If you walk up to the fourth floor of Smith Hall this summer, you might hear the sound of music coming from English professor Laura-Gray Street’s office. And if you enter, you’ll probably find Street and Celina Matthews ’19 strumming ukuleles while a bearded dragon named Elsker watches intently from her perch on Matthews’s shoulder.
It’s all part of the creative process for the pair, who are compiling poetry and artwork for an anthology that will be published by the University of Georgia Press later this year. Street is co-editing the work, which she describes as a creative field guide for the Appalachian region. The book will include poetry, illustrations, and creative descriptions for more than 60 animal and plant species native to the area.
“It’s about raising awareness for the very unique attributes of these different areas and the species that live there,” Street explained. “Some are very widely found, and some are particular to a very small niche in the region.”
Matthews is assisting Street in the editing process as part of a Summer Research project and is also planning a launch party which will incorporate some of the specimens in Randolph’s Natural History Collection.
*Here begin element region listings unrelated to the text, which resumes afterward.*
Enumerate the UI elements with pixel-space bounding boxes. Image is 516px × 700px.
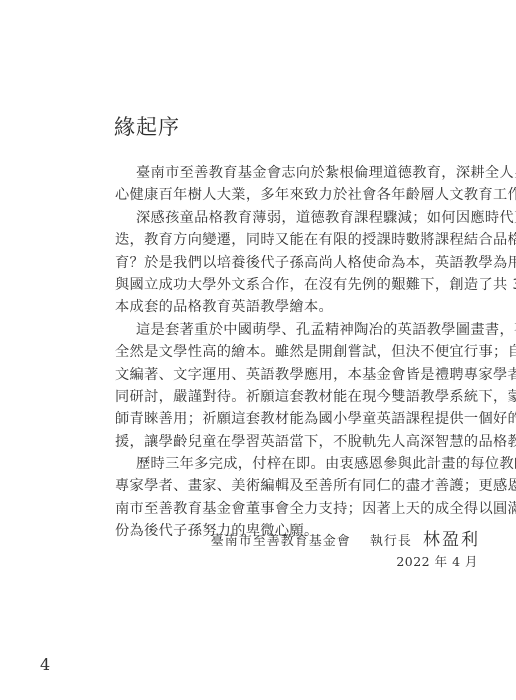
paragraph-2-line-4: 與國立成功大學外文系合作，在沒有先例的艱難下，創造了共 30 (115, 274, 485, 296)
paragraph-4-line-3: 南市至善教育基金會董事會全力支持；因著上天的成全得以圓滿這 (115, 498, 485, 520)
paragraph-2-line-3: 育？於是我們以培養後代子孫高尚人格使命為本，英語教學為用， (115, 252, 485, 274)
paragraph-3-line-3: 文編著、文字運用、英語教學應用，本基金會皆是禮聘專家學者共 (115, 364, 485, 386)
paragraph-3-line-6: 援，讓學齡兒童在學習英語當下，不脫軌先人高深智慧的品格教育。 (115, 431, 485, 453)
paragraph-1-line-2: 心健康百年樹人大業，多年來致力於社會各年齡層人文教育工作。 (115, 184, 485, 206)
paragraph-3-line-5: 師青睞善用；祈願這套教材能為國小學童英語課程提供一個好的支 (115, 408, 485, 430)
signature-name: 林盈利 (423, 530, 480, 550)
paragraph-2-line-2: 迭，教育方向變遷，同時又能在有限的授課時數將課程結合品格教 (115, 229, 485, 251)
signature-line: 臺南市至善教育基金會 執行長 林盈利 (211, 530, 480, 552)
signature-organization: 臺南市至善教育基金會 (211, 534, 351, 549)
paragraph-1-line-1: 臺南市至善教育基金會志向於紮根倫理道德教育，深耕全人身 (115, 162, 485, 184)
page-number: 4 (40, 655, 50, 674)
paragraph-4-line-1: 歷時三年多完成，付梓在即。由衷感恩參與此計畫的每位教師、 (115, 453, 485, 475)
signature-position: 執行長 (370, 534, 412, 549)
preface-body: 臺南市至善教育基金會志向於紮根倫理道德教育，深耕全人身 心健康百年樹人大業，多年… (115, 162, 485, 543)
signature-date: 2022 年 4 月 (211, 552, 478, 572)
paragraph-4-line-2: 專家學者、畫家、美術編輯及至善所有同仁的盡才善護；更感恩臺 (115, 475, 485, 497)
paragraph-3-line-1: 這是套著重於中國萌學、孔孟精神陶冶的英語教學圖畫書，不 (115, 319, 485, 341)
page-title: 緣起序 (114, 111, 180, 141)
paragraph-2-line-1: 深感孩童品格教育薄弱，道德教育課程驟減；如何因應時代更 (115, 207, 485, 229)
paragraph-2-line-5: 本成套的品格教育英語教學繪本。 (115, 296, 485, 318)
signature-block: 臺南市至善教育基金會 執行長 林盈利 2022 年 4 月 (211, 530, 480, 572)
paragraph-3-line-2: 全然是文學性高的繪本。雖然是開創嘗試，但決不便宜行事；自內 (115, 341, 485, 363)
document-page: 緣起序 臺南市至善教育基金會志向於紮根倫理道德教育，深耕全人身 心健康百年樹人大… (0, 0, 516, 700)
paragraph-3-line-4: 同研討，嚴謹對待。祈願這套教材能在現今雙語教學系統下，蒙教 (115, 386, 485, 408)
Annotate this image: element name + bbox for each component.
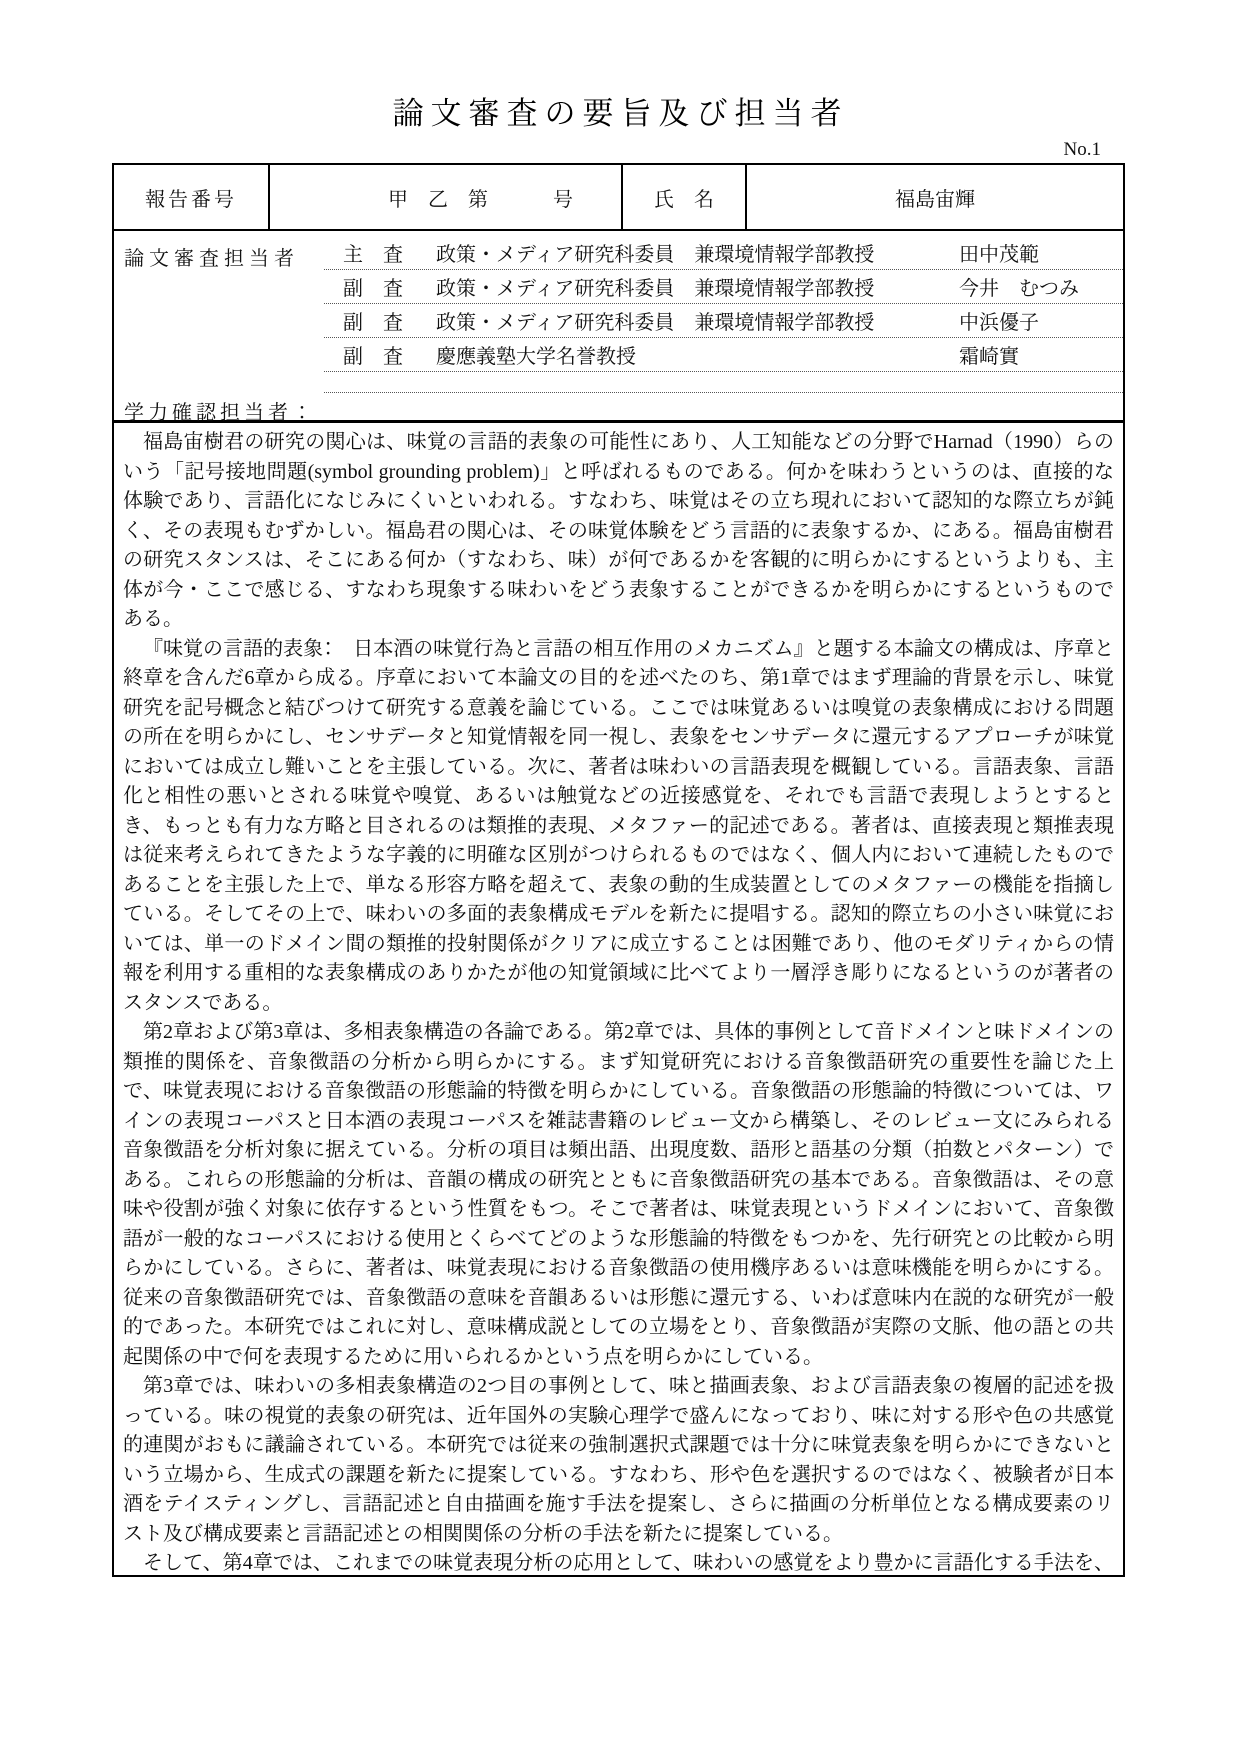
reviewer-name: 中浜優子	[959, 306, 1123, 335]
reviewer-repeat: 主 査 政策・メディア研究科委員 兼環境情報学部教授 田中茂範 副 査 政策・メ…	[324, 236, 1123, 372]
header-row: 報告番号 甲 乙 第 号 氏 名 福島宙輝	[114, 165, 1123, 231]
reviewer-row: 副 査 政策・メディア研究科委員 兼環境情報学部教授 中浜優子	[324, 304, 1123, 338]
report-number-cell: 甲 乙 第 号	[270, 165, 623, 229]
reviewer-role: 副 査	[324, 272, 436, 301]
summary-paragraph: 『味覚の言語的表象： 日本酒の味覚行為と言語の相互作用のメカニズム』と題する本論…	[123, 635, 1114, 1019]
reviewer-role: 副 査	[324, 306, 436, 335]
summary-paragraph: 第2章および第3章は、多相表象構造の各論である。第2章では、具体的事例として音ド…	[123, 1018, 1114, 1372]
reviewer-affiliation: 政策・メディア研究科委員 兼環境情報学部教授	[436, 272, 959, 301]
academic-check-label: 学力確認担当者：	[124, 402, 316, 424]
report-number-label: 報告番号	[114, 165, 270, 229]
name-label: 氏 名	[623, 165, 747, 229]
reviewer-name: 田中茂範	[959, 238, 1123, 267]
reviewers-section: 論文審査担当者 主 査 政策・メディア研究科委員 兼環境情報学部教授 田中茂範 …	[114, 231, 1123, 393]
document-page: 論文審査の要旨及び担当者 No.1 報告番号 甲 乙 第 号 氏 名 福島宙輝 …	[0, 0, 1241, 1755]
report-number-suffix: 号	[553, 183, 573, 212]
reviewer-row: 副 査 慶應義塾大学名誉教授 霜崎實	[324, 338, 1123, 372]
reviewers-section-label: 論文審査担当者	[114, 236, 324, 393]
report-number-prefix: 甲 乙 第	[388, 183, 488, 212]
reviewer-name: 今井 むつみ	[959, 272, 1123, 301]
academic-check-row: 学力確認担当者：	[114, 393, 1123, 423]
review-table: 報告番号 甲 乙 第 号 氏 名 福島宙輝 論文審査担当者 主 査 政策・メディ…	[112, 163, 1125, 1577]
summary-paragraph: 福島宙樹君の研究の関心は、味覚の言語的表象の可能性にあり、人工知能などの分野でH…	[123, 428, 1114, 635]
summary-paragraph: そして、第4章では、これまでの味覚表現分析の応用として、味わいの感覚をより豊かに…	[123, 1549, 1114, 1575]
reviewer-row: 副 査 政策・メディア研究科委員 兼環境情報学部教授 今井 むつみ	[324, 270, 1123, 304]
summary-paragraphs: 福島宙樹君の研究の関心は、味覚の言語的表象の可能性にあり、人工知能などの分野でH…	[123, 428, 1114, 1575]
reviewer-row: 主 査 政策・メディア研究科委員 兼環境情報学部教授 田中茂範	[324, 236, 1123, 270]
review-summary: 福島宙樹君の研究の関心は、味覚の言語的表象の可能性にあり、人工知能などの分野でH…	[114, 423, 1123, 1575]
page-number-line: No.1	[112, 139, 1125, 161]
reviewer-affiliation: 政策・メディア研究科委員 兼環境情報学部教授	[436, 238, 959, 267]
page-number: No.1	[1064, 139, 1101, 160]
reviewer-list: 主 査 政策・メディア研究科委員 兼環境情報学部教授 田中茂範 副 査 政策・メ…	[324, 236, 1123, 393]
reviewer-role: 副 査	[324, 340, 436, 369]
reviewer-affiliation: 政策・メディア研究科委員 兼環境情報学部教授	[436, 306, 959, 335]
reviewer-affiliation: 慶應義塾大学名誉教授	[436, 340, 959, 369]
summary-paragraph: 第3章では、味わいの多相表象構造の2つ目の事例として、味と描画表象、および言語表…	[123, 1372, 1114, 1549]
reviewer-name: 霜崎實	[959, 340, 1123, 369]
reviewer-row-empty	[324, 372, 1123, 393]
reviewer-role: 主 査	[324, 238, 436, 267]
page-title: 論文審査の要旨及び担当者	[0, 88, 1241, 133]
candidate-name: 福島宙輝	[747, 165, 1123, 229]
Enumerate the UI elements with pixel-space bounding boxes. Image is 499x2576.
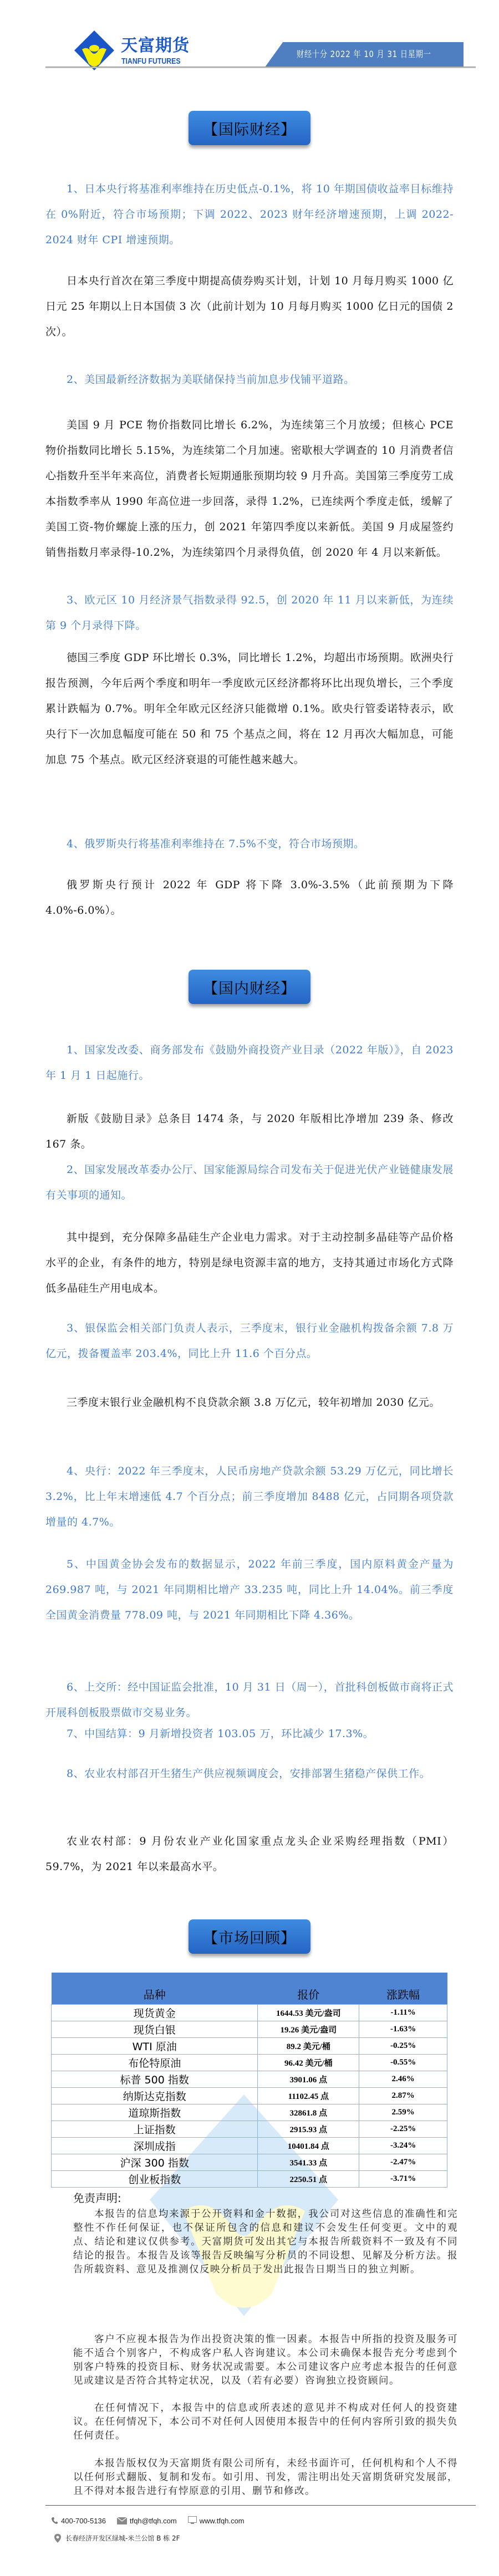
disclaimer-paragraph: 在任何情况下，本报告中的信息或所表述的意见并不构成对任何人的投资建议。在任何情况…	[73, 2401, 458, 2443]
footer-email: tfqh@tfqh.com	[117, 2517, 177, 2525]
row-name: WTI 原油	[52, 2037, 258, 2054]
logo-en-text: TIANFU FUTURES	[121, 57, 181, 66]
row-change: -1.11%	[359, 2004, 447, 2021]
row-name: 布伦特原油	[52, 2054, 258, 2071]
row-name: 深圳成指	[52, 2137, 258, 2154]
dom-item-1: 1、国家发改委、商务部发布《鼓励外商投资产业目录（2022 年版）》，自 202…	[45, 1037, 454, 1088]
row-name: 沪深 300 指数	[52, 2154, 258, 2170]
row-change: 2.59%	[359, 2104, 447, 2121]
phone-number: 400-700-5136	[61, 2517, 106, 2525]
disclaimer-paragraph: 本报告版权仅为天富期货有限公司所有，未经书面许可，任何机构和个人不得以任何形式翻…	[73, 2457, 458, 2498]
row-change: -0.25%	[359, 2037, 447, 2054]
dom-item-8-detail: 农业农村部：9 月份农业产业化国家重点龙头企业采购经理指数（PMI）59.7%，…	[45, 1829, 454, 1879]
row-price: 89.2 美元/桶	[258, 2037, 359, 2054]
footer-phone: 400-700-5136	[51, 2517, 106, 2525]
table-row: 布伦特原油96.42 美元/桶-0.55%	[52, 2054, 447, 2071]
footer-divider	[45, 2505, 476, 2506]
address-text: 长春经济开发区绿城-米兰公馆 B 栋 2F	[65, 2533, 180, 2543]
table-row: 现货白银19.26 美元/盎司-1.63%	[52, 2021, 447, 2037]
row-change: -2.47%	[359, 2154, 447, 2170]
col-header-price: 报价	[258, 1973, 359, 2004]
section-header-domestic: 【国内财经】	[189, 970, 310, 1004]
location-pin-icon	[54, 2534, 61, 2543]
row-price: 2250.51 点	[258, 2170, 359, 2187]
row-price: 2915.93 点	[258, 2121, 359, 2137]
table-row: 深圳成指10401.84 点-3.24%	[52, 2137, 447, 2154]
dom-item-5: 5、中国黄金协会发布的数据显示，2022 年前三季度，国内原料黄金产量为 269…	[45, 1551, 454, 1628]
row-name: 现货白银	[52, 2021, 258, 2037]
website-link[interactable]: www.tfqh.com	[200, 2517, 245, 2525]
row-price: 3901.06 点	[258, 2071, 359, 2087]
section-header-market: 【市场回顾】	[189, 1919, 310, 1954]
dom-item-3: 3、银保监会相关部门负责人表示，三季度末，银行业金融机构拨备余额 7.8 万亿元…	[45, 1315, 454, 1366]
row-price: 32861.8 点	[258, 2104, 359, 2121]
footer-contacts: 400-700-5136 tfqh@tfqh.com www.tfqh.com	[51, 2516, 251, 2525]
email-icon	[117, 2517, 127, 2524]
dom-item-4: 4、央行：2022 年三季度末，人民币房地产贷款余额 53.29 万亿元，同比增…	[45, 1458, 454, 1535]
dom-item-2: 2、国家发展改革委办公厅、国家能源局综合司发布关于促进光伏产业链健康发展有关事项…	[45, 1157, 454, 1208]
row-change: -3.24%	[359, 2137, 447, 2154]
phone-icon	[51, 2517, 58, 2524]
row-price: 96.42 美元/桶	[258, 2054, 359, 2071]
intl-item-1: 1、日本央行将基准利率维持在历史低点-0.1%，将 10 年期国债收益率目标维持…	[45, 176, 454, 253]
dom-item-1-detail: 新版《鼓励目录》总条目 1474 条，与 2020 年版相比净增加 239 条、…	[45, 1106, 454, 1157]
footer-address: 长春经济开发区绿城-米兰公馆 B 栋 2F	[54, 2533, 180, 2543]
table-row: 纳斯达克指数11102.45 点2.87%	[52, 2087, 447, 2104]
row-change: 2.87%	[359, 2087, 447, 2104]
table-row: 标普 500 指数3901.06 点2.46%	[52, 2071, 447, 2087]
report-date: 财经十分 2022 年 10 月 31 日星期一	[297, 48, 431, 61]
intl-item-2-detail: 美国 9 月 PCE 物价指数同比增长 6.2%，为连续第三个月放缓；但核心 P…	[45, 412, 454, 565]
header-divider	[45, 66, 476, 68]
table-row: 道琼斯指数32861.8 点2.59%	[52, 2104, 447, 2121]
logo-icon	[74, 30, 114, 70]
table-row: 上证指数2915.93 点-2.25%	[52, 2121, 447, 2137]
intl-item-3: 3、欧元区 10 月经济景气指数录得 92.5，创 2020 年 11 月以来新…	[45, 587, 454, 638]
row-price: 19.26 美元/盎司	[258, 2021, 359, 2037]
dom-item-7: 7、中国结算：9 月新增投资者 103.05 万，环比减少 17.3%。	[45, 1721, 454, 1747]
disclaimer-title: 免责声明:	[73, 2190, 121, 2206]
row-price: 1644.53 美元/盎司	[258, 2004, 359, 2021]
market-table: 品种 报价 涨跌幅 现货黄金1644.53 美元/盎司-1.11% 现货白银19…	[51, 1973, 447, 2188]
footer-website: www.tfqh.com	[188, 2516, 245, 2525]
market-table-header: 品种 报价 涨跌幅	[52, 1973, 447, 2004]
row-price: 10401.84 点	[258, 2137, 359, 2154]
row-change: -3.71%	[359, 2170, 447, 2187]
col-header-name: 品种	[52, 1973, 258, 2004]
row-name: 现货黄金	[52, 2004, 258, 2021]
dom-item-3-detail: 三季度末银行业金融机构不良贷款余额 3.8 万亿元，较年初增加 2030 亿元。	[45, 1390, 454, 1415]
row-change: 2.46%	[359, 2071, 447, 2087]
email-address[interactable]: tfqh@tfqh.com	[130, 2517, 177, 2525]
intl-item-4-detail: 俄罗斯央行预计 2022 年 GDP 将下降 3.0%-3.5%（此前预期为下降…	[45, 872, 454, 923]
table-row: WTI 原油89.2 美元/桶-0.25%	[52, 2037, 447, 2054]
monitor-icon	[188, 2516, 197, 2525]
dom-item-8: 8、农业农村部召开生猪生产供应视频调度会，安排部署生猪稳产保供工作。	[45, 1761, 454, 1786]
intl-item-2: 2、美国最新经济数据为美联储保持当前加息步伐铺平道路。	[45, 367, 454, 392]
section-header-international: 【国际财经】	[189, 111, 310, 145]
disclaimer-paragraph: 本报告的信息均来源于公开资料和金十数据，我公司对这些信息的准确性和完整性不作任何…	[73, 2208, 458, 2277]
col-header-change: 涨跌幅	[359, 1973, 447, 2004]
intl-item-4: 4、俄罗斯央行将基准利率维持在 7.5%不变，符合市场预期。	[45, 831, 454, 857]
table-row: 创业板指数2250.51 点-3.71%	[52, 2170, 447, 2187]
table-row: 沪深 300 指数3541.33 点-2.47%	[52, 2154, 447, 2170]
intl-item-3-detail: 德国三季度 GDP 环比增长 0.3%，同比增长 1.2%，均超出市场预期。欧洲…	[45, 645, 454, 772]
row-name: 上证指数	[52, 2121, 258, 2137]
row-change: -1.63%	[359, 2021, 447, 2037]
row-change: -2.25%	[359, 2121, 447, 2137]
dom-item-2-detail: 其中提到，充分保障多晶硅生产企业电力需求。对于主动控制多晶硅等产品价格水平的企业…	[45, 1225, 454, 1301]
row-change: -0.55%	[359, 2054, 447, 2071]
disclaimer-paragraph: 客户不应视本报告为作出投资决策的惟一因素。本报告中所指的投资及服务可能不适合个别…	[73, 2333, 458, 2388]
table-row: 现货黄金1644.53 美元/盎司-1.11%	[52, 2004, 447, 2021]
intl-item-1-detail: 日本央行首次在第三季度中期提高债券购买计划，计划 10 月每月购买 1000 亿…	[45, 268, 454, 345]
row-name: 标普 500 指数	[52, 2071, 258, 2087]
row-name: 纳斯达克指数	[52, 2087, 258, 2104]
logo-cn-text: 天富期货	[121, 37, 190, 55]
row-price: 3541.33 点	[258, 2154, 359, 2170]
row-name: 道琼斯指数	[52, 2104, 258, 2121]
row-name: 创业板指数	[52, 2170, 258, 2187]
row-price: 11102.45 点	[258, 2087, 359, 2104]
dom-item-6: 6、上交所：经中国证监会批准，10 月 31 日（周一），首批科创板做市商将正式…	[45, 1674, 454, 1725]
She wrote her own manuscript about ecopoetry for one of Street’s classes, and was eager to explore the topic further.
“I really liked the culmination of science and literature,” Matthews said. “Not too many people want to undertake this kind of project, but it combines some of the things I’m really interested in.”
They are now working hard to meet their June 30 deadline for all the material they are editing.
“One thing I’ve been excited about is that Celina is really getting a view into what it’s like to work with a printing company and how to format the poems and images,” Street said. “I think it’s a good lesson for any student because they’re so used to teachers telling them they need to submit papers in MLA and other formats, and in the real world and in projects like this it’s very useful to know all of them.”